The antlers were enormous. Six-pointed on each side. They spread wider than Josh's arm span, wider than seemed physically possible for any deer he'd ever seen, and they curved at the tips in a direction antlers didn't curve. He stood twelve feet away from it and couldn't look at it directly — not because it was too bright but because his eyes kept sliding off it, kept trying to find somewhere else to land.

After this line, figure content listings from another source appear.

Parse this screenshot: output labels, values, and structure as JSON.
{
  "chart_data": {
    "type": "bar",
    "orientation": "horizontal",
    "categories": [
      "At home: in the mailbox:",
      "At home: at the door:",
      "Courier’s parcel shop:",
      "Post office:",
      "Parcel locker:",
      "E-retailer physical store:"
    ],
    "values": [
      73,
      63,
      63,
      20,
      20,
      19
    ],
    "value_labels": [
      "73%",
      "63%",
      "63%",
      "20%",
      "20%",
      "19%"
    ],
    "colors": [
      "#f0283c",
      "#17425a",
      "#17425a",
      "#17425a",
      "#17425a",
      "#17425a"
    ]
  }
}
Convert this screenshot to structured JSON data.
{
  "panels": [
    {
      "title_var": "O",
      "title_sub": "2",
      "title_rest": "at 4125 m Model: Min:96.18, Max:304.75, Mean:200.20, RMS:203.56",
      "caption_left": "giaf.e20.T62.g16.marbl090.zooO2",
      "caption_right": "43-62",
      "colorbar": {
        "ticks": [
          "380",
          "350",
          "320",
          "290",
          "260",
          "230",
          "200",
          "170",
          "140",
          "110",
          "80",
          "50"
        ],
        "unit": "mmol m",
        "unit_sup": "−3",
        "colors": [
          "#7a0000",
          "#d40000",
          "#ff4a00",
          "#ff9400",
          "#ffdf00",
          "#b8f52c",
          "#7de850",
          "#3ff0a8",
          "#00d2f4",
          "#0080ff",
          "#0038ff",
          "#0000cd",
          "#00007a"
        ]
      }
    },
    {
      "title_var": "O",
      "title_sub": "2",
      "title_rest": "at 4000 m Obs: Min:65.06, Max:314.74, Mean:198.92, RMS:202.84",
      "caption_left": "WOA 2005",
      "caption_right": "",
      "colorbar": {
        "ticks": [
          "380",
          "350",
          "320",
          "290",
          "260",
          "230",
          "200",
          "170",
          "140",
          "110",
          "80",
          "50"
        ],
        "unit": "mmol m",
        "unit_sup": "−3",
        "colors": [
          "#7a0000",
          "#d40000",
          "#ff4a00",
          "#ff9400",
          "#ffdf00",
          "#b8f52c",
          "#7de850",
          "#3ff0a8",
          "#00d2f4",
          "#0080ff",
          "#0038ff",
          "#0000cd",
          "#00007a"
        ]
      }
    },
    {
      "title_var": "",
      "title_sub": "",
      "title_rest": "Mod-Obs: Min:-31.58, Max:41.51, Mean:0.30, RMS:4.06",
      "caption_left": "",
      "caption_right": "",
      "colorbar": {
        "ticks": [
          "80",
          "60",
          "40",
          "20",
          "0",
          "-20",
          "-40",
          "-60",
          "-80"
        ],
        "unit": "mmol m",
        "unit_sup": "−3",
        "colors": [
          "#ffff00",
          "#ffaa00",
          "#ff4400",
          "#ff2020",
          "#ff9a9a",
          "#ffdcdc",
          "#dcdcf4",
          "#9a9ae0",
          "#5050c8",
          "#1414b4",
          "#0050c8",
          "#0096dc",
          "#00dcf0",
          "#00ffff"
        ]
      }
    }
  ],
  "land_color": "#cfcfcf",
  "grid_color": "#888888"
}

He should walk around it. Obviously. He should walk around it and keep moving.
He looked at the skull.
The skull looked at him.
The forest went quiet. Not the ordinary quiet of an empty wood — everything at once, simultaneously, as if someone had reached into the world and turned down a dial. No wind. No distant movement. The sound of his own breathing, his own heartbeat, and nothing else.
The antlers filled his vision.
He tried to look away.
He could not look away.
The pressure arrived gradually, the way cold does when you've been standing in it long enough — not an attack, exactly, more like a weight settling over his thoughts. Something behind the skull. Something that found the gap between Josh and Kaelen, slid itself in, and began, very carefully, to make itself at home.
His legs moved. He wasn't moving his legs.
He walked toward the skull. He watched himself walk toward the skull. He thought, very clearly, in a voice that was still his: stop. He thought: stop. He thought: please stop.
His legs carried him three more steps.
The antlers were the last thing he saw.
— ? —
——————————————————————————————————
◆ SYSTEM NOTIFICATION ◆
——————————————————————————————————
Requirements to unlock the Time Loop System: complete.
Level 0
Death count: 1
Way of death: Your mind was taken by the Cult of the Wild.
Would you like to learn the skill [Resistance to Mind Enslavement]?